Hot and sour soups are all available in sour soup delicacies. There is a famous saying in Qiandongnan Miao and Dong Autonomous Prefecture: "If you don't eat acid for three days, walk to salvage, and then jump up.". Fish in sour soup is very popular in all counties, cities and people of all ethnic groups in Qiandongnan, especially Kaili Autonomous Prefecture, so it is collectively called Kaili fish in sour soup. Now let me share with you a recipe for Guizhou Kaili Sour Fish Soup. Ingredients: ginger, garlic, wood seeds, beans, soybean sprouts, green onions, leeks, thick soup buns, white pepper, light soy sauce. Preparation method: tomato slices. If there is no red sour soup, then add two slices of tomatoes, peeled and diced. , other chopped wood, use a knife to press out the wall and aroma, you can also use wood oil.
The Zhou Sour Fish Soup is heated and served in a soup pot. In addition to the soybean sprouts on the bottom, you can also brush a lot of vegetables after eating the fish, such as French fries, white radish, tofu and other light vegetables. Perhaps the most authentic sour soup fish is carp raised in rice fields, but more is Qingjiang fish. This kind of fish is soft and tender without spines. Yellow spicy dices can also be used, but I have never seen grass carp. The qingjiang fish can be cut into slices by cutting its back several times and connecting the abdomen, or directly cutting it into segments. Heat up two tablespoons of oil in a wok, add ginger, garlic and pepper until fragrant and make red soup without acidity. Add diced tomatoes and stir-fry the tomato paste over low heat. Add a bowl of sour soup and stir-fry for 2 minutes.

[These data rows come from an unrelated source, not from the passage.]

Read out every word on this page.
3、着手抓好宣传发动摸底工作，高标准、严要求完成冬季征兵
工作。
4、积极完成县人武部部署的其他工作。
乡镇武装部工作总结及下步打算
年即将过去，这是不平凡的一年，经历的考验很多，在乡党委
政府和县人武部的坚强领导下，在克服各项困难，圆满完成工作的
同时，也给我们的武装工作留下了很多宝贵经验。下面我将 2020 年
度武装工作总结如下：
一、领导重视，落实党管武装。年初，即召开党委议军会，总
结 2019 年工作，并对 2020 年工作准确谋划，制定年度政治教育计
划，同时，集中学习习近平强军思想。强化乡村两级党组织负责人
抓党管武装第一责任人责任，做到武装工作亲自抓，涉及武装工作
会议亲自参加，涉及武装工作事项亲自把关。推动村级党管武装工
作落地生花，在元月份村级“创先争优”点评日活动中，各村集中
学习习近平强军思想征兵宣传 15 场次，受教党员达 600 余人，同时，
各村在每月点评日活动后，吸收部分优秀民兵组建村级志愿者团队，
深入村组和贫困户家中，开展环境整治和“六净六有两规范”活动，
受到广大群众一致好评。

Add tomato slices, half a pot of water and ginger seeds. I have stock and at the end, I use puree or chicken stock instead of bone broth. Add a tablespoon of sugar, a pinch of white pepper, and a tablespoon of light soy sauce. After boiling, simmer for 20 minutes and add seasonings. Add Qingjiang fish, bring to a boil over high heat, then reduce heat to low and simmer for 10 minutes. It'll be ready in about 10 minutes, but it would be better if you let it simmer a little longer, you could simmer it for 25 minutes or whatever. Prepare a clean, oil-free jar or jar (large capacity), filter the porridge, only the rice soup, until the temperature of the rice soup and noodle soup drops to 50 degrees, mix together, and seal the two soups when the temperature drops to 30 degrees.
The most important thing is fermentation. The best temperature is between 28-30 degrees, dry and light. After 7 days of fermentation, if the sourness is successful, on the contrary, it will fail! It is not easy to open the can during the fermentation process, the container must be oil-free and water-free, and no seasonings are added during fermentation. If the fermentation is successful, add fresh ginger, garlic and tomatoes, cut into pieces and throw them into the altar. Continue fermentation for 20 days. After 20 days, open the altar. The garlic fermentation and sour taste are successful. If there is a rotten smell or sour taste, it is a failure!